People fare unevenly in the labor market, too. Although joblessness has fallen dramatically across the board, the unemployment rate remains much higher for African-Americans and Hispanics than for Asians and Whites, and higher for people with less education.
In addition, the historically low unemployment rate isn’t the whole story. People who have given up looking for work are not counted as unemployed since they’re out of the labor force. Looking across all working-age adults — including those out of the labor force — the share with a job is much improved relative to the recession but still below its peak in 2000. So the labor market doesn’t look quite as tight when we count all the working-age adults as the unemployment rate suggests.
Four strategies for recruiting in a tight labor market
Though labor market conditions are more nuanced than the headlines suggest, employers still face a tight labor market. If you’re looking to hire, you already are — or will soon be — adjusting to this reality.
- Pay people more: It’s what you’d expect an economist to say, right? When employers want to hire scarce workers, they’ll need to bid up the price sooner or later — which means higher wages. This is already happening: for eight months now wage growth is at or above 3% for the first time since before the recession. So: if you can do it, pay workers more. But don’t stop there.
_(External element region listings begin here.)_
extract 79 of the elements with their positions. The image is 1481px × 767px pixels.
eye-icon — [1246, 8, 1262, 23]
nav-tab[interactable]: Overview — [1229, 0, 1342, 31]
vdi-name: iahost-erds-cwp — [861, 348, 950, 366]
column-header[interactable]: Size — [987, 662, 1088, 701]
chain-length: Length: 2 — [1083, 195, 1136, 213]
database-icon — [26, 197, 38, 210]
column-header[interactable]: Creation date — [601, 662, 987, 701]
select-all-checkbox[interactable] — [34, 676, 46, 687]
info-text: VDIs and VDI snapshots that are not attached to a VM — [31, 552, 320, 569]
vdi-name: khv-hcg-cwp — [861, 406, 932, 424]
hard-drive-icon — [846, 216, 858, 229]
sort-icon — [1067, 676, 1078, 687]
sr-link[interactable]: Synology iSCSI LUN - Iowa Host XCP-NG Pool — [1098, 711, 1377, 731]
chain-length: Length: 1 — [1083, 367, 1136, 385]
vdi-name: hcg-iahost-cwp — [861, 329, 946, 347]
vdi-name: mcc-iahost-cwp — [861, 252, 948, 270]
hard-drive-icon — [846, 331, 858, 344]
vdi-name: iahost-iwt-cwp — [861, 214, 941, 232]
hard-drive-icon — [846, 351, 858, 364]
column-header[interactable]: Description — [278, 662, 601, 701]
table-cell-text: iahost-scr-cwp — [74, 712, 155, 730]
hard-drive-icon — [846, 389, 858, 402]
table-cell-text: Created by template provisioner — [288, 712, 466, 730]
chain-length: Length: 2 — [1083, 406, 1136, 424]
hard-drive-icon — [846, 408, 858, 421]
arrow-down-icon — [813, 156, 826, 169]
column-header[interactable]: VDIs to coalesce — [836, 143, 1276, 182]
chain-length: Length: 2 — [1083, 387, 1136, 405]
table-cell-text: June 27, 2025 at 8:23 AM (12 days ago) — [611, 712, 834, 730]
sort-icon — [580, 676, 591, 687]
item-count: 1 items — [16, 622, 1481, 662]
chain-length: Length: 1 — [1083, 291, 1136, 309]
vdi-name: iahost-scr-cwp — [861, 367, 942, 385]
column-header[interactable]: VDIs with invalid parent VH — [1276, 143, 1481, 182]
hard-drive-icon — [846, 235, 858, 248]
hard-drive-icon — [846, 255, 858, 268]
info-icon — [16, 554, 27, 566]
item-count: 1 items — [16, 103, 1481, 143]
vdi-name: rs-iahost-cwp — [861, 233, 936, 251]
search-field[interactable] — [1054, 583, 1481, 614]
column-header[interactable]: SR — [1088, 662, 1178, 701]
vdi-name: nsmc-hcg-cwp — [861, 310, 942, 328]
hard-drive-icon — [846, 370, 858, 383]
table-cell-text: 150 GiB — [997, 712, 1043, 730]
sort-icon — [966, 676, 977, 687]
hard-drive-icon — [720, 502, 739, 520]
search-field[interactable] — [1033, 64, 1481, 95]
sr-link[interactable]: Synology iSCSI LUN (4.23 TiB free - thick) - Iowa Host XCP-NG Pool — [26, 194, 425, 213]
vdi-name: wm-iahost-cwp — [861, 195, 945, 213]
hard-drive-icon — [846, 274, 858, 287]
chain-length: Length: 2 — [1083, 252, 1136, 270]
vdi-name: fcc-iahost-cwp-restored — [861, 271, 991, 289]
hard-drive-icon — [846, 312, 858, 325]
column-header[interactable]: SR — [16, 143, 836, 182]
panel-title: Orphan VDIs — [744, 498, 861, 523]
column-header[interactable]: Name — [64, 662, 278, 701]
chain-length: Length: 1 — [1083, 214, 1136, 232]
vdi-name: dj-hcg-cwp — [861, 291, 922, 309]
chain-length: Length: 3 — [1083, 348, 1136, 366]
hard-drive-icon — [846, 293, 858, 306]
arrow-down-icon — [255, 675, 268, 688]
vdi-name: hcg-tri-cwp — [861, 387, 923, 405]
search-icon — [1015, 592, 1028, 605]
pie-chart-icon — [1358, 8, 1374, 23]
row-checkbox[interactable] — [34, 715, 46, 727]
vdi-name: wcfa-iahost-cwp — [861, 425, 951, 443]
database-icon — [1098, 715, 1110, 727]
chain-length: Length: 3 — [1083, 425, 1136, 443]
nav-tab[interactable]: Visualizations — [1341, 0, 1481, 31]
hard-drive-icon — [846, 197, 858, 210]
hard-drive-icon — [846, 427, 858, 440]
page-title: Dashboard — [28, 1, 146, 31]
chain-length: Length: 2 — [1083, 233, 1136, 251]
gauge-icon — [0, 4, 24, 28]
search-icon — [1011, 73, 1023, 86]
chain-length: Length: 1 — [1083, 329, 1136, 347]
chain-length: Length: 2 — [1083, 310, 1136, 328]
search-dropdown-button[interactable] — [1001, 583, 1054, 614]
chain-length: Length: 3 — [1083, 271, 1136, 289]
- Search more broadly: Cast a wider net, in many ways. In a tight labor market you might relax some requirements, such as a certain educational level or non-essential skills. You might look beyond the people you traditionally hire — such as hiring more women in typically male-dominated roles. Searching more broadly may also mean looking at different local markets, allowing people to work remotely, or being willing to relocate people.
- Invest in employee training: If you search more broadly, you might not get the perfect candidate that checks every box you hoped. So, a tight labor market means investing more to train current employees and future hires — even though you might be hesitant to invest more in training since in a tight labor market employees are more likely to quit.
- Invest in employee productivity: Finally, there’s another kind of investment that becomes more important in a tight labor market. If vacancies remain unfilled for much longer than anticipated, you might rearrange teams or rethink individual roles. You might also invest in technology to boost the productivity of the workers you have or to fill in for the workers you don’t.
You might need these tight-market strategies in the future
Economic growth is likely to slow from its current pace. Even if we don’t tip into recession any time soon, job gains will probably settle down, and the Fed expects the unemployment rate to drift back up half a point longer-term. The labor market won’t feel as tight as it does today.
But employers shouldn’t discard these strategies. The aging population, slowing birth rates, and uncertain immigration mean that the working-age population is projected to grow much more slowly than in the past. The strategies that employers are using in today’s tight labor market might just come in handy in a future with fewer workers.